Next, I will cover connecting a GPS module to a NTP server over USB.
This is part of a series on the ch32v307 dev board
I previously setup PPS over USB using a USB Full-Speed (12Mbit) stm32f103 device. One of the limitations of that device is USB Full-Speed devices are polled by the host every 1ms at the fastest. I measured when the USB device was polled and sent a follow-up message so the timestamp could be adjusted. The clock offset after the timestamp adjusting was +/-5 microseconds (μs).
This project will be using a USB High-Speed (480Mbit) device, which is polled at 125μs at the fastest. So at the very least, I would expect the polling delay to reduce.
To start the measurement, I took a stratum 2 NTP server that gets its time from two local stratum 1 NTP servers. This is using hardware timestamps on both the client and server, along with NTP interleaved mode. These are the standards to compare the results against.
These three systems agreed on their time within +/- 650 nanoseconds 98% of the time with this configuration.

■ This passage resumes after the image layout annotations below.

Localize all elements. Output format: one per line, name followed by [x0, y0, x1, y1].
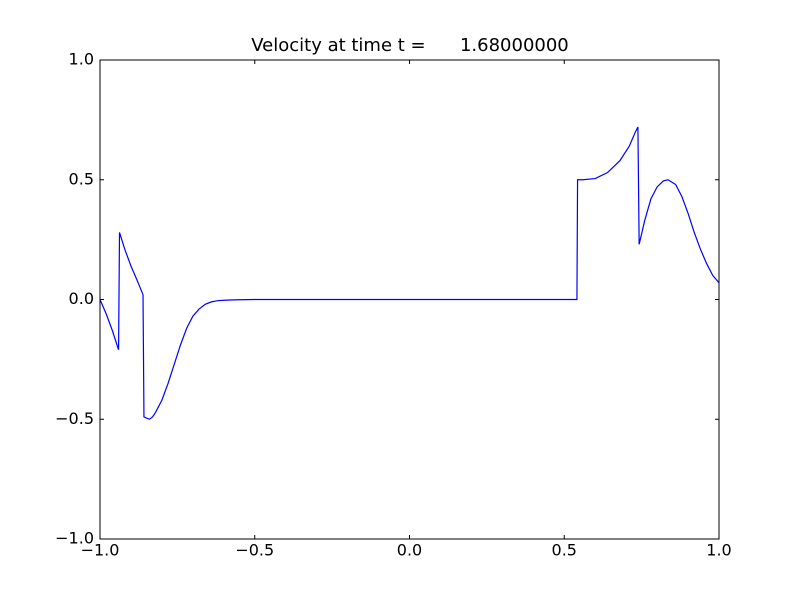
y-tick-label: 0.0	[69, 289, 94, 308]
data-line	[99, 126, 720, 420]
y-tick-label: −0.5	[55, 409, 94, 428]
chart-title: Velocity at time t = 1.68000000	[251, 35, 569, 56]
y-tick-label: 1.0	[69, 50, 94, 69]
x-tick-label: −1.0	[81, 541, 120, 560]
x-tick-label: −0.5	[235, 541, 274, 560]
y-tick-label: −1.0	[55, 529, 94, 548]
y-tick-label: 0.5	[69, 169, 94, 188]
x-tick-label: 1.0	[706, 541, 731, 560]
x-tick-label: 0.5	[552, 541, 577, 560]
x-tick-label: 0.0	[397, 541, 422, 560]
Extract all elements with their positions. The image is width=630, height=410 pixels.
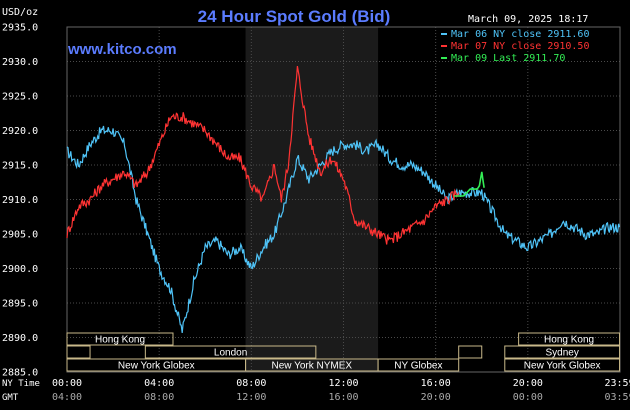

A GPS was connected to the ch32v307 and the ch32v307 was connected to a server via USB. The ch32v307 changes the GPS PPS into carrier detect messages, and timestamps by the Linux kernel are configured via the ppsldisc command. The ch32v307 measures the difference in time between when the PPS happened and when the carrier detect message was received by the USB host, and sends that as a follow-up message. I've written a python program that listens for that follow-up message, adjusts the PPS timestamp, and sends that timestamp into chrony via a unix socket.
After the server starting syncing against the PPS, its clock was farther out of sync from the network clocks (teensy-1 and teensy-2).
98% of the time, the clocks were within -3.2 μs, +7.3 μs. This isn't as good as a local network source with hardware timestamps, but it is better than using a time source over a wan connection.
With the measurement of time between when the PPS happened and when the USB host picked up the carrier detect message, we can compare High Speed vs Full Speed USB delay. First up, the delay for High speed:
The expected value is between 0us and 125μs, plus the interrupt delay on the microcontroller. That matches what we see. The triangle shape is due to the USB Host's clock drifting in relation to the PPS message.
And then, the delay for Full speed:
The expected value is between 0μs and 1000μs, plus the interrupt delay on the microcontroller. This is also a match.
USB interrupt coalescing
The USB host for these tests has a "Intel Corporation 9 Series Chipset Family USB xHCI Controller". The technical specs for xhci controllers mentions "Interrupt Moderation". It tries to combine multiple USB events together into one interrupt by delaying for a configurable amount of time. By default, Linux is configured for a 40μs delay. I experimented with changing that to 4μs with the patch below.
diff --git a/drivers/usb/host/xhci-pci.c b/drivers/usb/host/xhci-pci.c
index b9ae5c2a2527..ea04d67c3263 100644
@@ -599,7 +599,7 @@ static int xhci_pci_setup(struct usb_hcd *hcd)
pci_read_config_byte(pdev, XHCI_SBRN_OFFSET, &xhci->sbrn);
/* imod_interval is the interrupt moderation value in nanoseconds. */
- xhci->imod_interval = 40000;
+ xhci->imod_interval = 4000;
retval = xhci_gen_setup(hcd, xhci_pci_quirks);
The system was configured to get its time from the local stratum 1 NTP servers. Below is a graph of the offset of the USB PPS before this change compared to the NTP server time. Ideally, it would have an offset of 0μs with a very small timespan between 1st percentile and 99th percentile.
And then, after the change (graph below) I would expect the offset to get closer to 0μs.
This shifted the offset closer to 0μs, but by less that I would have expected. (about 30μs vs 36μs for the 25th percentile). There's some strange distributions in these timings, which I want to do some more experimenting on. I don't understand what is taking 38μs~48μs, I would have expected this timing to be much closer to 10μs~30μs.
I'm not sure this change was worth it. It lowered the offset but raised the jitter. The offset is easy to correct, and jitter is not.